The work in the lab continues.  Anne Garland and Charlene Penner are diligently working their way through the collections.  Tomorrow Laura Thomas is going to start volunteering as well.  It is a long slow process.  As they go, occasionally an artifact (usually modified bone or tooth) shows up and we have to add it to the catalog.

I’ve been rather busy this week with several projects that came up rather quickly at the end of summer.  For some reason, cultural resources compliance seems to get forgotten in the planning of construction projects more often than it should.  Then there is a scramble to make sure it gets done so permits don’t get held up.  Two of the projects require going to Anaktuvuk Pass, so I spent most of the day trying to make travel arrangements.  They apparently had a power failure, so I wasn’t able to get through to some people there, but nevertheless, I’m heading to Fairbanks on Tuesday and going to AKP on Wednesday morning.  I’ve been doing the background research and writing those sections of the report, so all that will be left is writing up the fieldwork and whatever conclusions & recommendations to which it leads.

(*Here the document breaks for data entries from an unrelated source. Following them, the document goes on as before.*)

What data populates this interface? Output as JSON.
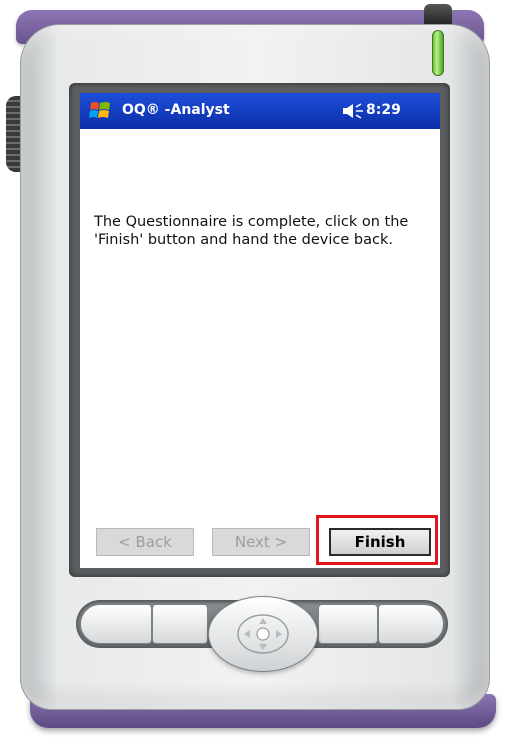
{
  "window": {
    "title": "OQ® -Analyst",
    "time": "8:29"
  },
  "screen": {
    "message": "The Questionnaire is complete, click on the 'Finish' button and hand the device back."
  },
  "wizard": {
    "back_label": "< Back",
    "next_label": "Next >",
    "finish_label": "Finish",
    "back_enabled": false,
    "next_enabled": false,
    "finish_enabled": true
  },
  "icons": {
    "start_menu": "windows-flag-icon",
    "volume": "speaker-icon"
  },
  "colors": {
    "titlebar": "#0b2fa8",
    "highlight_box": "#e0141b",
    "device_trim": "#7a64a0",
    "led": "#6cc23a"
  }
}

The plan is to come back on Friday, since I’ve promised to help with a teacher in-service on Saturday.  I enjoy doing these, since we get so many new teachers on the North Slope every year.  Archaeology, especially local archaeology, can serve as a basis for teaching all sorts of skills, from writing to math to social studies, and doing so from a local culturally-relevant perspective.  So this is something I do not want to miss.